Another Iranian drama, this time from director Vahid Jalilvand, No Date No Signature (2018) is an award winning film that was thought by many that it got snubbed for a Best Foreign Film, Oscar Nomination last Awards Season. The complex film centers a forensic pathologist Doctor Nariman, who has a freak car accident with a motorcyclist and injures his 8-year-old son, and things just get crazier from there.
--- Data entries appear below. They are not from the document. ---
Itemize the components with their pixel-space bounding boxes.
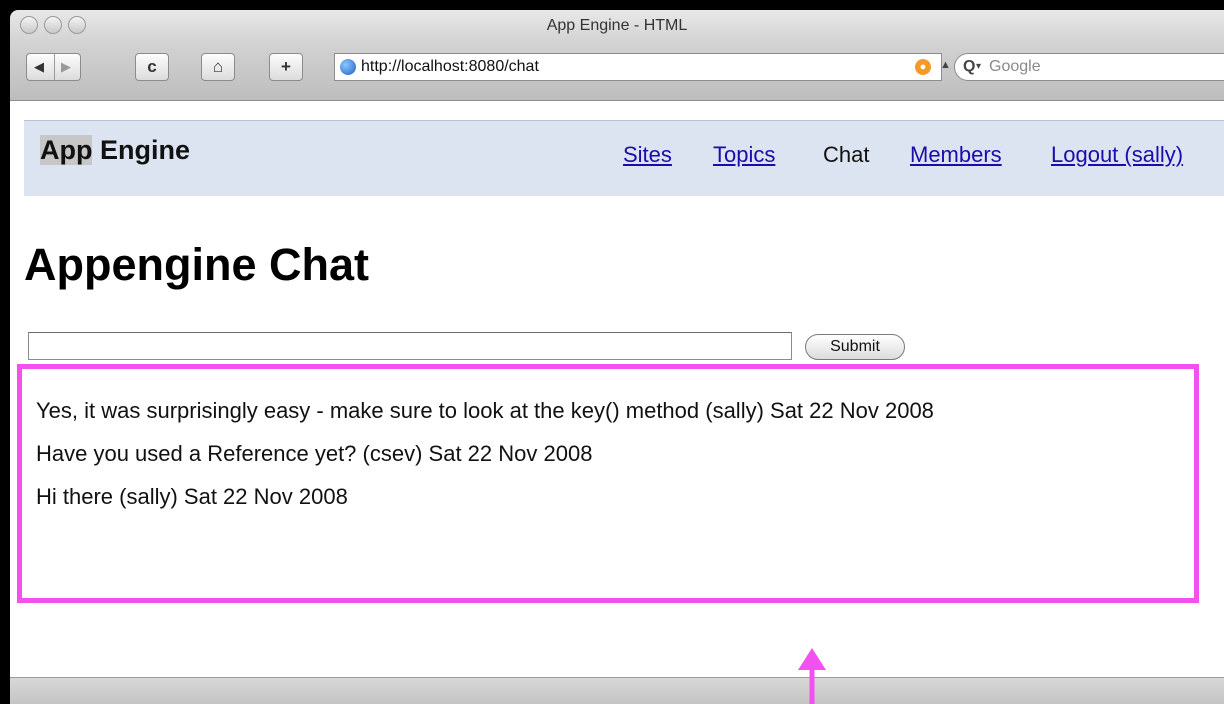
title-bar: App Engine - HTML [10, 10, 1224, 40]
site-brand[interactable]: App Engine [40, 135, 190, 166]
home-button[interactable]: ⌂ [201, 53, 235, 81]
site-navbar: App Engine Sites Topics Chat Members Log… [24, 120, 1224, 196]
status-bar [10, 677, 1224, 704]
address-bar[interactable]: http://localhost:8080/chat ● [334, 53, 942, 81]
back-forward-control: ◀ ▶ [26, 53, 81, 81]
search-engine-caret-icon[interactable]: ▲ [940, 59, 951, 71]
search-placeholder: Google [989, 58, 1041, 75]
annotation-arrow-icon [798, 648, 826, 704]
brand-rest: Engine [92, 135, 190, 165]
chat-message: Yes, it was surprisingly easy - make sur… [36, 398, 934, 423]
chat-message-input[interactable] [28, 332, 792, 360]
window-title: App Engine - HTML [546, 17, 688, 34]
chat-message: Hi there (sally) Sat 22 Nov 2008 [36, 484, 348, 509]
search-dropdown-icon: ▾ [976, 61, 982, 72]
browser-toolbar: ◀ ▶ c ⌂ + http://localhost:8080/chat ● ▲… [10, 40, 1224, 101]
page-title: Appengine Chat [24, 239, 369, 290]
search-icon: Q [963, 58, 976, 75]
forward-arrow-icon[interactable]: ▶ [61, 54, 71, 80]
nav-link-topics[interactable]: Topics [713, 142, 775, 168]
add-bookmark-button[interactable]: + [269, 53, 303, 81]
search-input[interactable]: Q ▾ Google [954, 53, 1224, 81]
rss-icon[interactable]: ● [915, 59, 931, 75]
submit-button[interactable]: Submit [805, 334, 905, 360]
nav-current-chat: Chat [823, 142, 870, 167]
nav-link-members[interactable]: Members [910, 142, 1002, 168]
segment-divider [54, 54, 55, 80]
reload-button[interactable]: c [135, 53, 169, 81]
chat-message: Have you used a Reference yet? (csev) Sa… [36, 441, 593, 466]
back-arrow-icon[interactable]: ◀ [34, 54, 44, 80]
globe-icon [340, 59, 356, 75]
annotation-highlight-box: Yes, it was surprisingly easy - make sur… [17, 364, 1199, 603]
nav-link-logout[interactable]: Logout (sally) [1051, 142, 1183, 168]
browser-window: App Engine - HTML ◀ ▶ c ⌂ + http://local… [0, 0, 1224, 704]
address-url: http://localhost:8080/chat [361, 58, 539, 75]
home-icon: ⌂ [212, 57, 224, 76]
nav-link-sites[interactable]: Sites [623, 142, 672, 168]
web-page: App Engine Sites Topics Chat Members Log… [10, 101, 1224, 677]
brand-highlight: App [40, 135, 93, 165]
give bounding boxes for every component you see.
The Doctor offers to take the child to a clinic nearby, but the father refuses his help and money. A few days later, in the hospital where he works, Dr. Nariman finds out that the little boy has died, and is brought the body for autopsy. Did Dr. Nariman cause the child's premature death due to his reckless driving or did the child die due to of food poisoning according to other doctors' diagnosis?

The film stars Amir Aghaee, Navid Mohammadzadeh, Hedye Tehrani, and Saeed Dakh.

The presentation here is quite nice for DVD and presents the film in a 1.78:1

widescreen aspect ratio and pairs it with a lossy 5.1 Farsi Dolby Digital language track with English subtitles. The film is nicely shot in a desaturated tone throughout with high contrast, and would look even better in HD.

The only extras are Trailers for other titles in the Icarus library.

This is an interesting, yet mentally exhausting, film that's definitely worth a watch.

Finally we have the drama 100 Yards (2018). Rich Porter had it all, good looks, money and was to be drafted as the next big American pro football player, though he is also an arrogant alcoholic and angry at the world and blaming everyone but himself for his mistakes. Instead of playing pro football, he goes to the Philippines in search of his missing mother who disappeared doing charity work there. While he searches for his mother he discovers he has a tumor and is dying. In the hospital he meets a young boy with the same condition that changes his life and with the help of a caring nurse ...he just might have a second chance.

He alienated his teammates and then is framed by his ex-girlfriend and paparazzi, but then tragedy really hit home when he discovers he was dying of brain cancer. In the hospital he meets a young boy who has cancer like him and helps turn his life around. Along with a caring nurse he begins to find his faith and religion again after losing his reputation, health and everything. It is only when he learns how to forgive others and himself does he start turning his life around.

This was another heart warming sports movie about not giving into the evil temptations of the world, it was a redemption story in how a man so full or hate, malice, anger and grief can still change himself and it is never too late to change. It is not just a singe change, but it takes many steps and it is filled with hardships and pain, but it is how we rise from those things do we truly define ourselves and do we being to live life.

The anamorphically enhanced 1.78 X 1 image and lossy Dolby Digital 5.1 are as good as they can be for the format and for something so simply and basically produced. There are no extras.